I was competing against him. When we launched the NET minidisc, the first minidisc to be integrated with a computer, he spent 40 million dollars in advertising in the United States market at the time, for 8 million dollars worth of retail sales. I rather weakly launched a single page spread in USA Today that had pictures of three coloured minidiscs and it said “Stop dreaming of a white Christmas.” It was a very weak psychological response to the launch of the ipod. But having lived these transitions, Steve Jobs himself faced a bit of a transition, because back in 1999, he’d taken the view that he had to equip the Mac with a DVD drive, that this was the future, but in fact that coincided with the launch of Napster.

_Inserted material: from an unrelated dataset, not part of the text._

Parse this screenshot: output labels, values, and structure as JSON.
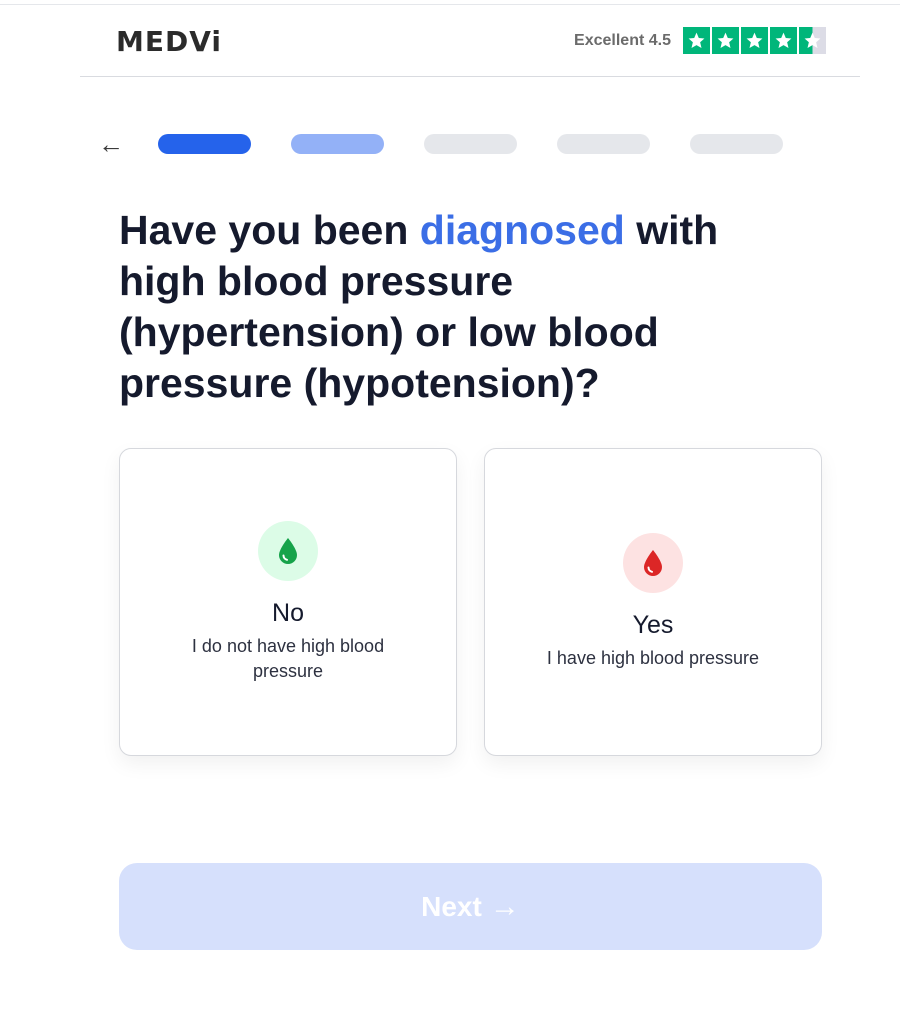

Napster was making illicit files available, and everybody wanted to burn them to CD, because to take your music with you, you had to take it on a Sony Discman. You needed to burn it onto CD first.

He ended up having to warn analysts, in November 1999, that he was going to miss his sales target by 40% and make a loss of $250 million. And what he said was, we completely missed the boat, we just blew it. What he meant was, he hadn’t realised the importance of music to his company. Well, his response was legendary, he became the most valuable corporation of all time, shortly after he passed away, $619 billion in August 2012. A note for the history books; the financial results of Apple, year ended September 2012, profits of 41.7 billion, and the height of the recorded music industry worldwide, was worth 38 billion dollars in 2000. Somehow or other, we haven’t done it right, and I really look forward to the contribution CREATe can make, to help us work it out. We are all ears, guys.

If I could turn my attention just for a second to Chemikal – the underlying numbers suggest your problem is not digital per se, I see Will Page is in the audience here from Spotify. The rates that Spotify pays to creators, are actually much more attractive than the rates that radio pays, the problem is that Spotify and its competitors have not yet become mass market, and one of the reasons they’ve not become mass market is that their competing against pre-sale. So one way or another, however we deal with it, and I’m pleased to see that one of the strands is monitoring the success and failures of the three strikes policy, one way or the other, and there are many ways of dealing with it, we have to tamp down the piracy. Piracy is a business, we identified that in some research we sponsored along with Google, run by Dettica, and what it said, was that there are business models that power piracy, and they are making money without paying for the bare materials. So, we’ve got to find a way to deal with that somehow. And then, you’ll find that the services that do have the courage to launch and offer a good service, and pay the rights holders, will be able to pay you properly.